METTRE EN PLACE UNE COHORTE D’HABITANTS : INTERVIEW DE LUCAS JOUNY
Dans le cadre de l'évaluation du projet de renouvellement urbain de la Métropole, l'Agence a mis en place un suivi de cohorte. Focus sur un outil d’évaluation pertinent pour suivre des habitants et leurs modes de vie.
Lucas Jouny, démographe à l'Agence, nous l'explique.
Qu’est-ce qu’un suivi de cohorte ?
Le suivi de cohorte est une démarche d’enquête. Il s’agit de constituer un panel, ici d’habitants, qui sera enquêté plusieurs fois. Pour cette enquête nous les rencontrerons 3 fois, en six ans. On parle d’une étude longitudinale.
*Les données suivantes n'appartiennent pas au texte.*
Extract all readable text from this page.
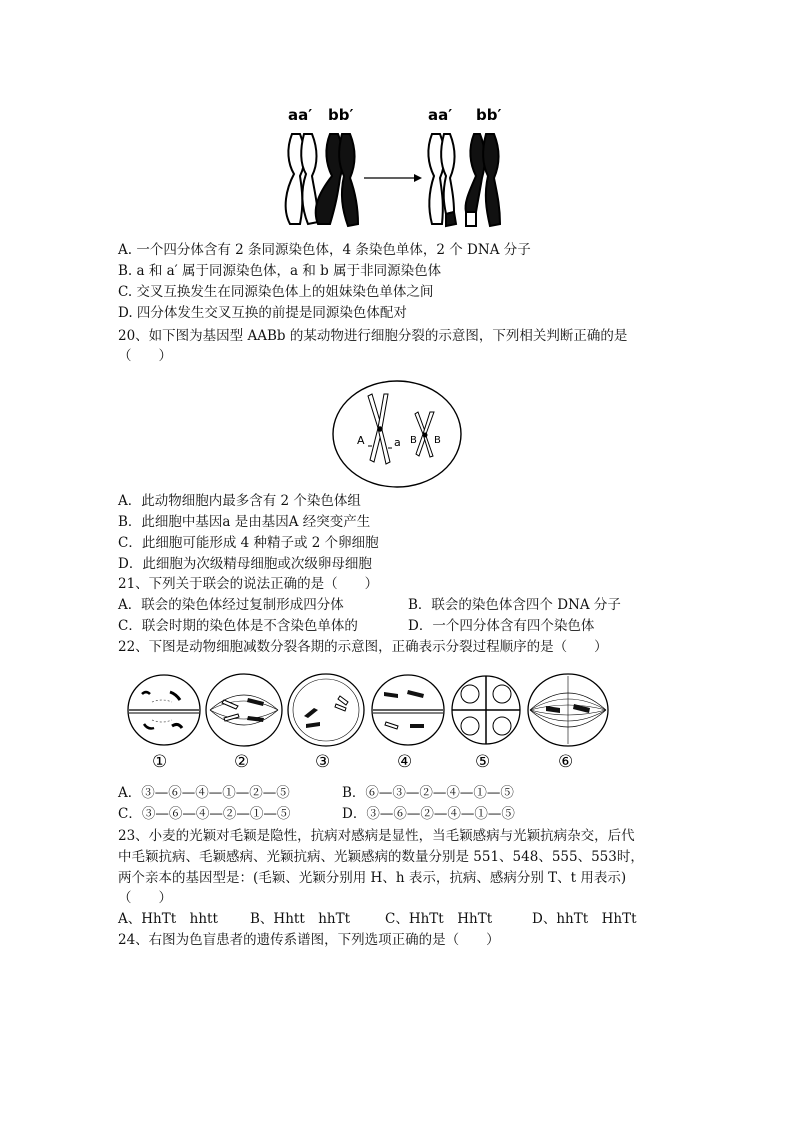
aa′ bb′	aa′ bb′
A. 一个四分体含有 2 条同源染色体，4 条染色单体，2 个 DNA 分子
B. a 和 a′ 属于同源染色体，a 和 b 属于非同源染色体
C. 交叉互换发生在同源染色体上的姐妹染色单体之间
D. 四分体发生交叉互换的前提是同源染色体配对
20、如下图为基因型 AABb 的某动物进行细胞分裂的示意图，下列相关判断正确的是
（　　）
A	a B B
A．此动物细胞内最多含有 2 个染色体组
B．此细胞中基因a 是由基因A 经突变产生
C．此细胞可能形成 4 种精子或 2 个卵细胞
D．此细胞为次级精母细胞或次级卵母细胞
21、下列关于联会的说法正确的是（　　）
A．联会的染色体经过复制形成四分体	B．联会的染色体含四个 DNA 分子
C．联会时期的染色体是不含染色单体的	D．一个四分体含有四个染色体
22、下图是动物细胞减数分裂各期的示意图，正确表示分裂过程顺序的是（　　）
①	②	③	④	⑤	⑥
A．③—⑥—④—①—②—⑤	B．⑥—③—②—④—①—⑤
C．③—⑥—④—②—①—⑤	D．③—⑥—②—④—①—⑤
23、小麦的光颖对毛颖是隐性，抗病对感病是显性，当毛颖感病与光颖抗病杂交，后代
中毛颖抗病、毛颖感病、光颖抗病、光颖感病的数量分别是 551、548、555、553时，
两个亲本的基因型是：(毛颖、光颖分别用 H、h 表示，抗病、感病分别 T、t 用表示)
（　　）
A、HhTt　hhtt B、Hhtt　hhTt	C、HhTt　HhTt	D、hhTt　HhTt
24、右图为色盲患者的遗传系谱图，下列选项正确的是（　　）
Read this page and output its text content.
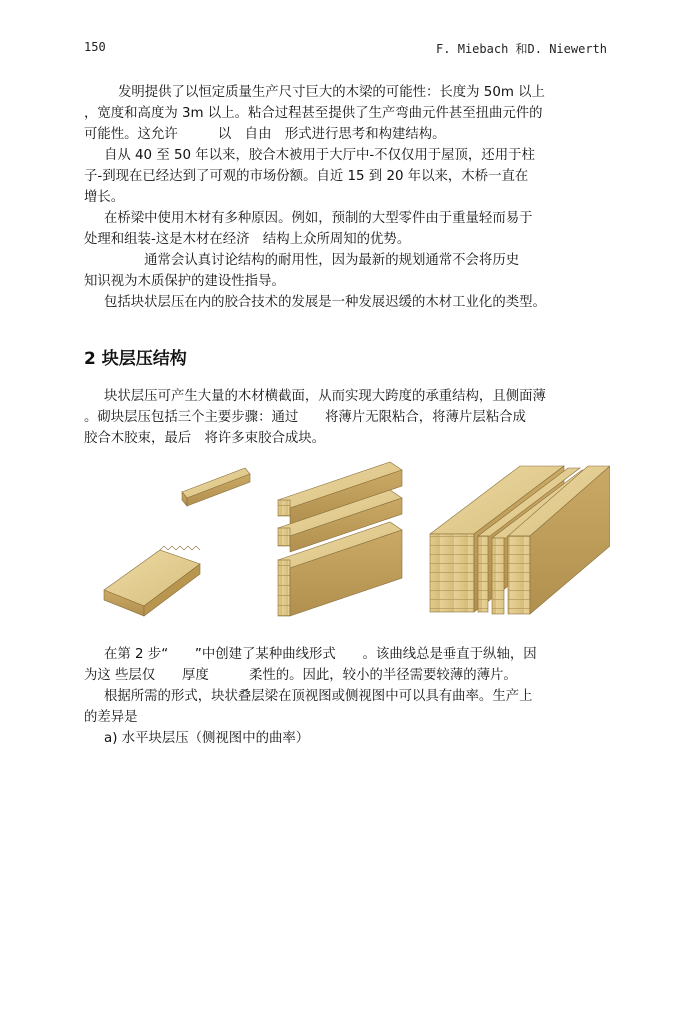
150	F. Miebach 和D. Niewerth

发明提供了以恒定质量生产尺寸巨大的木梁的可能性：长度为 50m 以上
，宽度和高度为 3m 以上。粘合过程甚至提供了生产弯曲元件甚至扭曲元件的
可能性。这允许　　　以　自由　形式进行思考和构建结构。

自从 40 至 50 年以来，胶合木被用于大厅中-不仅仅用于屋顶，还用于柱
子-到现在已经达到了可观的市场份额。自近 15 到 20 年以来，木桥一直在
增长。

在桥梁中使用木材有多种原因。例如，预制的大型零件由于重量轻而易于
处理和组装-这是木材在经济　结构上众所周知的优势。

　　　通常会认真讨论结构的耐用性，因为最新的规划通常不会将历史
知识视为木质保护的建设性指导。

包括块状层压在内的胶合技术的发展是一种发展迟缓的木材工业化的类型。

2 块层压结构

块状层压可产生大量的木材横截面，从而实现大跨度的承重结构，且侧面薄
。砌块层压包括三个主要步骤：通过　　将薄片无限粘合，将薄片层粘合成
胶合木胶束，最后　将许多束胶合成块。

在第 2 步“　　”中创建了某种曲线形式　　。该曲线总是垂直于纵轴，因
为这 些层仅　　厚度　　　柔性的。因此，较小的半径需要较薄的薄片。

根据所需的形式，块状叠层梁在顶视图或侧视图中可以具有曲率。生产上
的差异是

a) 水平块层压（侧视图中的曲率）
Dans le cas de la cohorte de la Villeneuve de Grenoble, 45 personnes seront enquêtées, sur les mêmes thématiques, tous les deux ans (2020, 2022, 2024).
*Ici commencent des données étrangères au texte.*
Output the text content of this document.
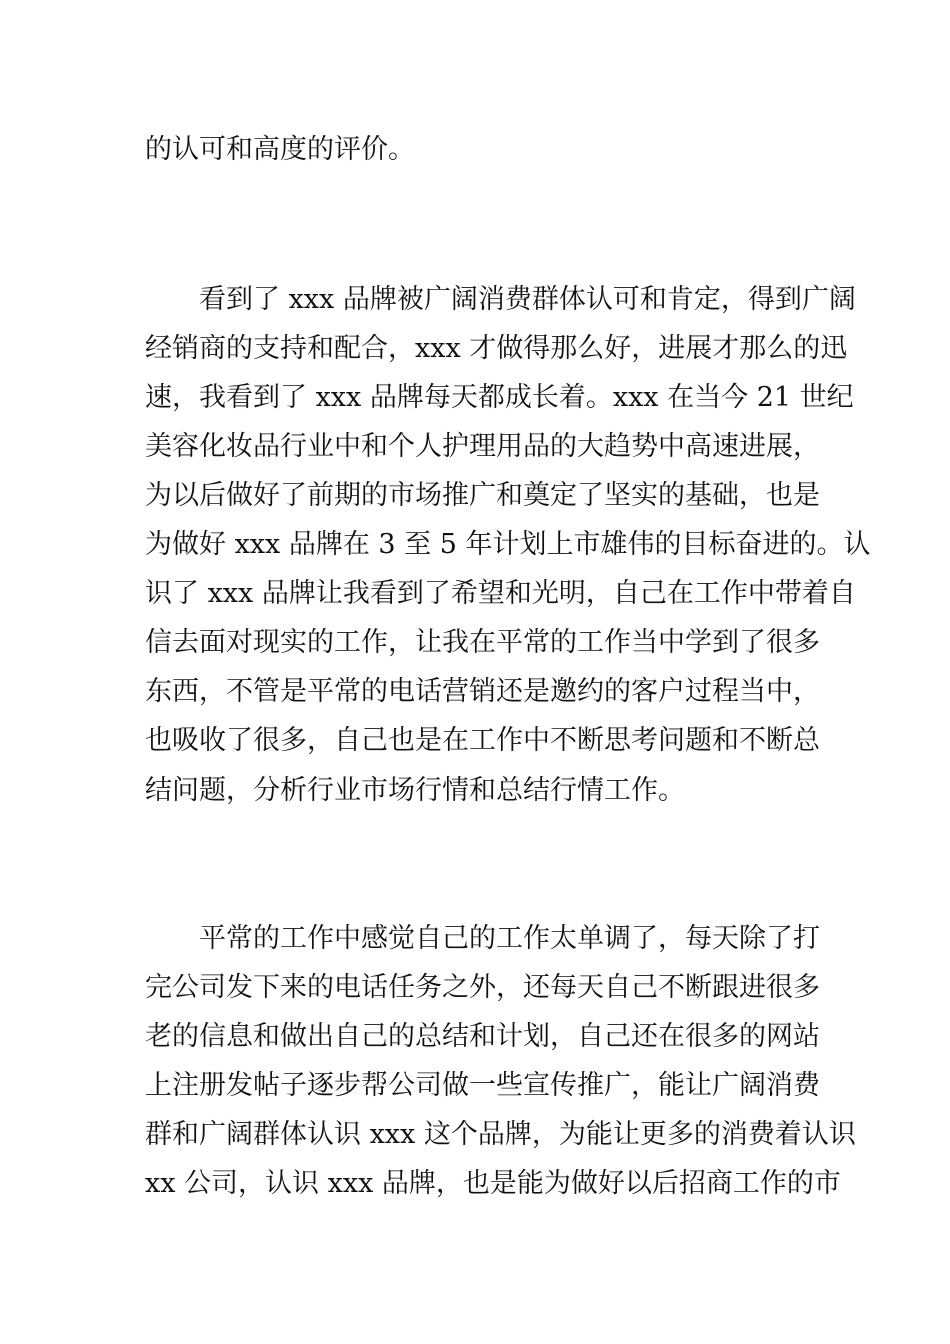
的认可和高度的评价。

看到了 xxx 品牌被广阔消费群体认可和肯定，得到广阔

经销商的支持和配合，xxx 才做得那么好，进展才那么的迅

速，我看到了 xxx 品牌每天都成长着。xxx 在当今 21 世纪

美容化妆品行业中和个人护理用品的大趋势中高速进展，

为以后做好了前期的市场推广和奠定了坚实的基础，也是

为做好 xxx 品牌在 3 至 5 年计划上市雄伟的目标奋进的。认

识了 xxx 品牌让我看到了希望和光明，自己在工作中带着自

信去面对现实的工作，让我在平常的工作当中学到了很多

东西，不管是平常的电话营销还是邀约的客户过程当中，

也吸收了很多，自己也是在工作中不断思考问题和不断总

结问题，分析行业市场行情和总结行情工作。

平常的工作中感觉自己的工作太单调了，每天除了打

完公司发下来的电话任务之外，还每天自己不断跟进很多

老的信息和做出自己的总结和计划，自己还在很多的网站

上注册发帖子逐步帮公司做一些宣传推广，能让广阔消费

群和广阔群体认识 xxx 这个品牌，为能让更多的消费着认识

xx 公司，认识 xxx 品牌，也是能为做好以后招商工作的市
À la Villeneuve, entre résidents-dortoirs séduits par l’attractivité des prix et du cadre de vie (logement, parc…) et les habitants-militants qui constituent l’ADN de la vie du quartier, la diversité de profils et de parcours est large. Un échantillonnage a été mis en place afin de garantir la diversité sociale et d’ancienneté des personnes sur les quartiers ciblés.
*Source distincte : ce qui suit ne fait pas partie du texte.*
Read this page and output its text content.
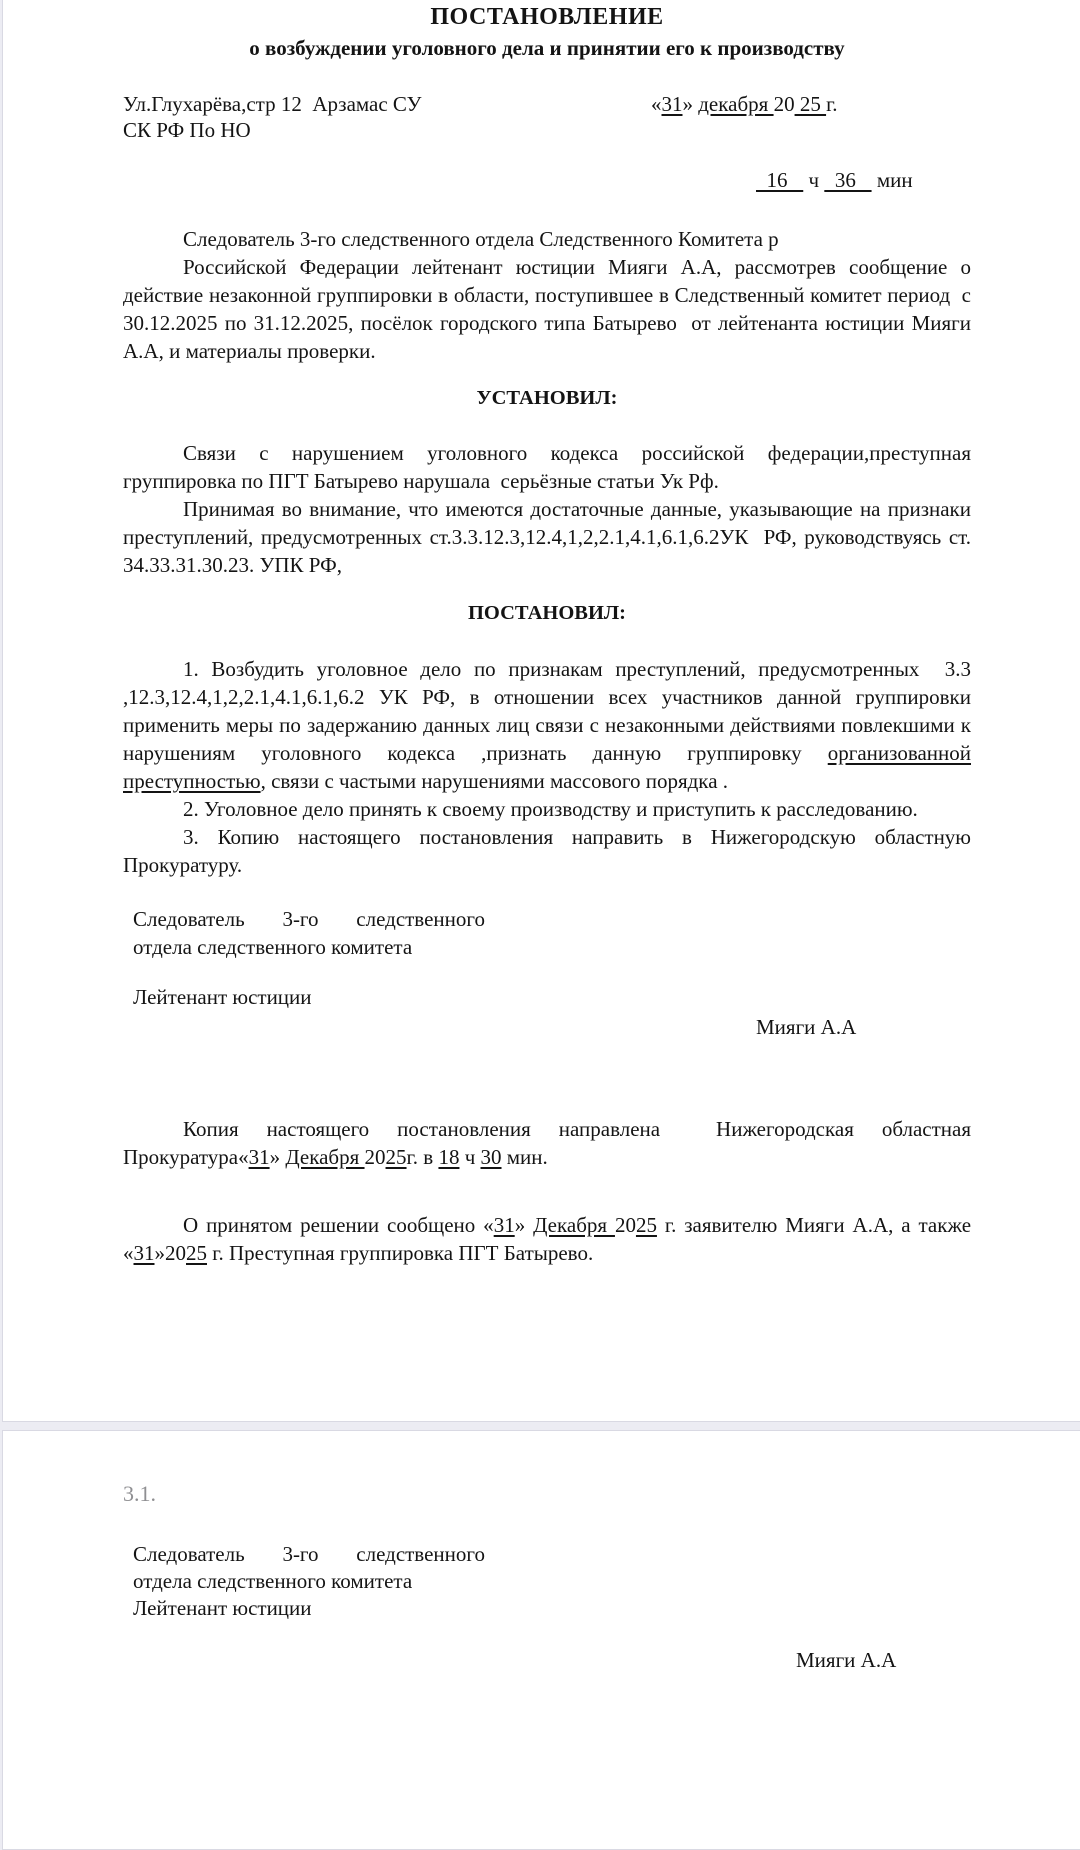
ПОСТАНОВЛЕНИЕ
о возбуждении уголовного дела и принятии его к производству
Ул.Глухарёва,стр 12  Арзамас СУ
СК РФ По НО
«31» декабря 20 25 г.
16    ч   36    мин

Следователь 3-го следственного отдела Следственного Комитета р

Российской Федерации лейтенант юстиции Мияги А.А, рассмотрев сообщение о действие незаконной группировки в области, поступившее в Следственный комитет период  с 30.12.2025 по 31.12.2025, посёлок городского типа Батырево  от лейтенанта юстиции Мияги А.А, и материалы проверки.

УСТАНОВИЛ:

Связи с нарушением уголовного кодекса российской федерации,преступная группировка по ПГТ Батырево нарушала  серьёзные статьи Ук Рф.

Принимая во внимание, что имеются достаточные данные, указывающие на признаки преступлений, предусмотренных ст.3.3.12.3,12.4,1,2,2.1,4.1,6.1,6.2УК  РФ, руководствуясь ст. 34.33.31.30.23. УПК РФ,

ПОСТАНОВИЛ:

1. Возбудить уголовное дело по признакам преступлений, предусмотренных  3.3 ,12.3,12.4,1,2,2.1,4.1,6.1,6.2 УК РФ, в отношении всех участников данной группировки применить меры по задержанию данных лиц связи с незаконными действиями повлекшими к нарушениям уголовного кодекса ,признать данную группировку организованной преступностью, связи с частыми нарушениями массового порядка .

2. Уголовное дело принять к своему производству и приступить к расследованию.

3. Копию настоящего постановления направить в Нижегородскую областную Прокуратуру.

Следователь 3-го следственного
отдела следственного комитета
Лейтенант юстиции
Мияги А.А

Копия настоящего постановления направлена  Нижегородская областная Прокуратура«31» Декабря 2025г. в 18 ч 30 мин.

О принятом решении сообщено «31» Декабря 2025 г. заявителю Мияги А.А, а также «31»2025 г. Преступная группировка ПГТ Батырево.

3.1.
Следователь 3-го следственного
отдела следственного комитета
Лейтенант юстиции
Мияги А.А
Comment recrute-t-on une cohorte d’habitants ?
Nous allons à la rencontre des personnes au moyen de différents dispositifs d’information et de communication. Dans le cas de la Villeneuve, nous sommes allés directement à la rencontre de plus de la moitié des enquêtés, qui nous ont fait rencontrer d’autres personnes. Le bouche-à-oreille a bien fonctionné. Pour les inciter à intégrer la cohorte, nous avons insisté sur l’intérêt de recueillir la parole des habitants et sur la neutralité des structures qui enquêtent et analysent.
Comment se déroulent les entretiens ?
Les échanges se font sous la forme d’entretiens semi-directifs, par des enquêteurs sociologues. Ni psychologue, ni journaliste, les enquêteurs ont pour mission de faire exprimer le vécu, le ressenti des personnes interrogées à partir de thématiques préétablies (ambiance, commerce, environnement, habitat, espace public, santé…). Il faut parvenir à les fidéliser pour que l’entretien soit reconduit deux ans plus tard.
Durant près de deux heures, les habitants détaillent leur rapport au quartier. La discussion, bien plus riche qu’un questionnaire unique, permet d’approfondir les sujets et d’amener les personnes à cheminer dans leurs réflexions et visions du quartier. Les séniors par exemple se rendent compte qu’ils sont plus mobiles qu’ils ne le pensent. Ou les personnes exprimant de prime abord un sentiment d’insécurité nuancent finalement leur propos à mesure de l’entretien.
Comment analyser les retours d’enquêtes ?
Contrairement à l'étude quantitative, on ne recherche pas la représentativité de l'échantillon, mais sa significativité. Le poids de la parole de chaque enquêté est pondéré (émotion, récurrence dans le discours…).
À partir des entretiens bruts, nous réécoutons attentivement et catégorisons chaque enseignement (une phrase, l’expression d’un ressenti, un fait social…) à l’aide d’une grille d’analyse thématique. Celle-ci croise les principaux contours du projet de renouvellement urbain et des dimensions d’Ibest.
À partir de là, nous pouvons analyser les profils des individus au regard de ces thématiques, tout comme nous pouvons tenter de répondre à nos questions de recherche par enjeux, par thématiques.
Par exemple, à l’aide d’une analyse ascendante hiérarchique (CAH) qui relève de l’analyse multidimensionnelle, nous avons pu définir une typologie des enquêtés. Cette méthode permet de les répartir selon une logique des « plus proches voisins » en fonction des similarités de profils. Six profils ont ainsi émergé de notre analyse. Celle-ci servira de référence pour mesurer, évaluer, comparer les évolutions des personnes dans les enquêtes à venir. La classification pourra également être exploitée pour d’autres usages par les services de la Métropole.